Fig. 1: Coupling winding number: definition, pseudo-spin-contrasting characteristics, and k-space vortices.

a Coupling winding number \({W}_{B\to A}\), a real-space topological invariant, defined by tracing the evolution of the coupling coefficient along a closed path S (parameterized by the relative angle \(\theta\)) where one resonator (B, blue) winds counterclockwise around the other (A, red). Consider a pair of coupled resonators with continuous rotational symmetry that support modes with angular-momentum quantum numbers \(\pm {m}_{A}\) and \(\pm {m}_{B}\), respectively, within the frequency range of interest.
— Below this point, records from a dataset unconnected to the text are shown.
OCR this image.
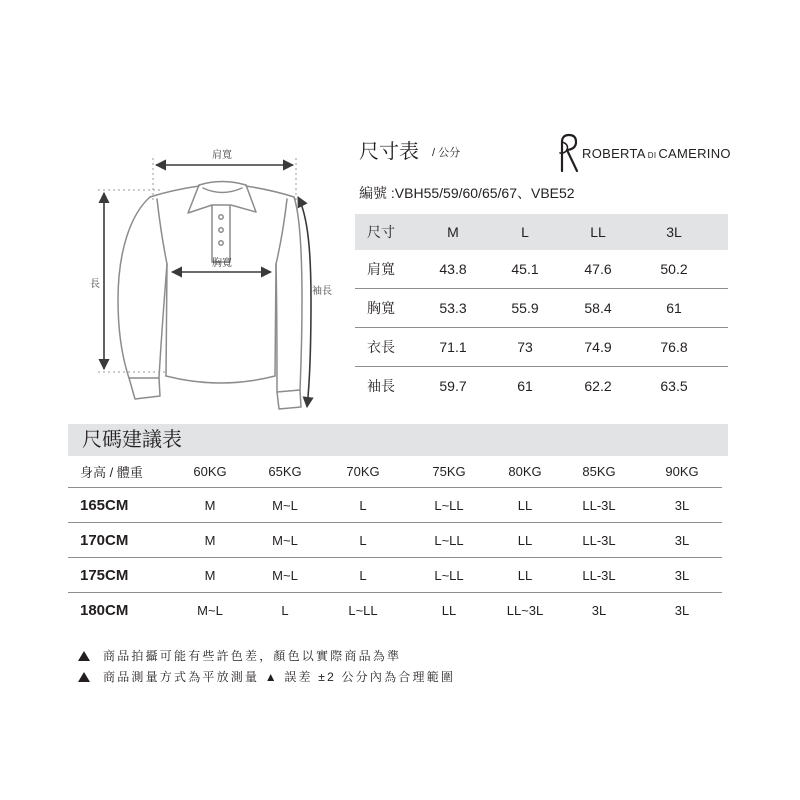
肩寬
胸寬
長
袖長
尺寸表 / 公分
編號 :VBH55/59/60/65/67、VBE52
ROBERTA DI CAMERINO
尺寸	M	L	LL	3L
肩寬	43.8	45.1	47.6	50.2
胸寬	53.3	55.9	58.4	61
衣長	71.1	73	74.9	76.8
袖長	59.7	61	62.2	63.5
尺碼建議表
身高 / 體重	60KG	65KG	70KG	75KG	80KG	85KG	90KG
165CM	M	M~L	L	L~LL	LL	LL-3L	3L
170CM	M	M~L	L	L~LL	LL	LL-3L	3L
175CM	M	M~L	L	L~LL	LL	LL-3L	3L
180CM	M~L	L	L~LL	LL	LL~3L	3L	3L
商品拍攝可能有些許色差，顏色以實際商品為準
商品測量方式為平放測量 ▲ 誤差 ±2 公分內為合理範圍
The coupling winding numbers assume a simple form and take opposite values for the opposite pseudo-spins (\(\uparrow\), \(\downarrow\), see Eq. (2) for the definition). b–d Vortices of the k-space coupling coefficient at the \({\boldsymbol{\Gamma }}\) point in the Brillouin zone of \({\left.{C}_{N}\right|}_{N=\mathrm{3,4,6}}\) crystal, controlled by the coupling winding number. The k-space coupling term \({f}_{B\to A}^{s}\) is computed by summarizing up the nearest \(B\to A\) couplings: \({f}_{B\to A}^{s}\left({\bf{k}}\right)=\mathop{\sum }\nolimits_{n=1}^{N}{t}_{B\to A}^{s}({\theta }_{n}){e}^{i{\bf{k}}\cdot {{\bf{a}}}_{n}}\) with \({{\bf{a}}}_{n}=a\cos ({\theta }_{n})\hat{x}+a\sin \left({\theta }_{n}\right)\hat{y}\), \({\theta }_{n}=2\pi \left(n-1\right)/N\), and \({t}_{B\to A}^{s}\left({\theta }_{n}\right)={t}_{0}{e}^{i{W}_{B\to A}^{s}({\theta }_{n}-{\theta }_{1})}\) with \({t}_{0}\) being a positive real number. Note that once \({W}_{B\to A}^{\uparrow }\) is known, \({W}_{B\to A}^{\downarrow }\) can be inferred from \({W}_{B\to A}^{\downarrow }=-{W}_{B\to A}^{\uparrow }\), so only \({W}_{B\to A}^{\uparrow }\) is indicated in (b–d).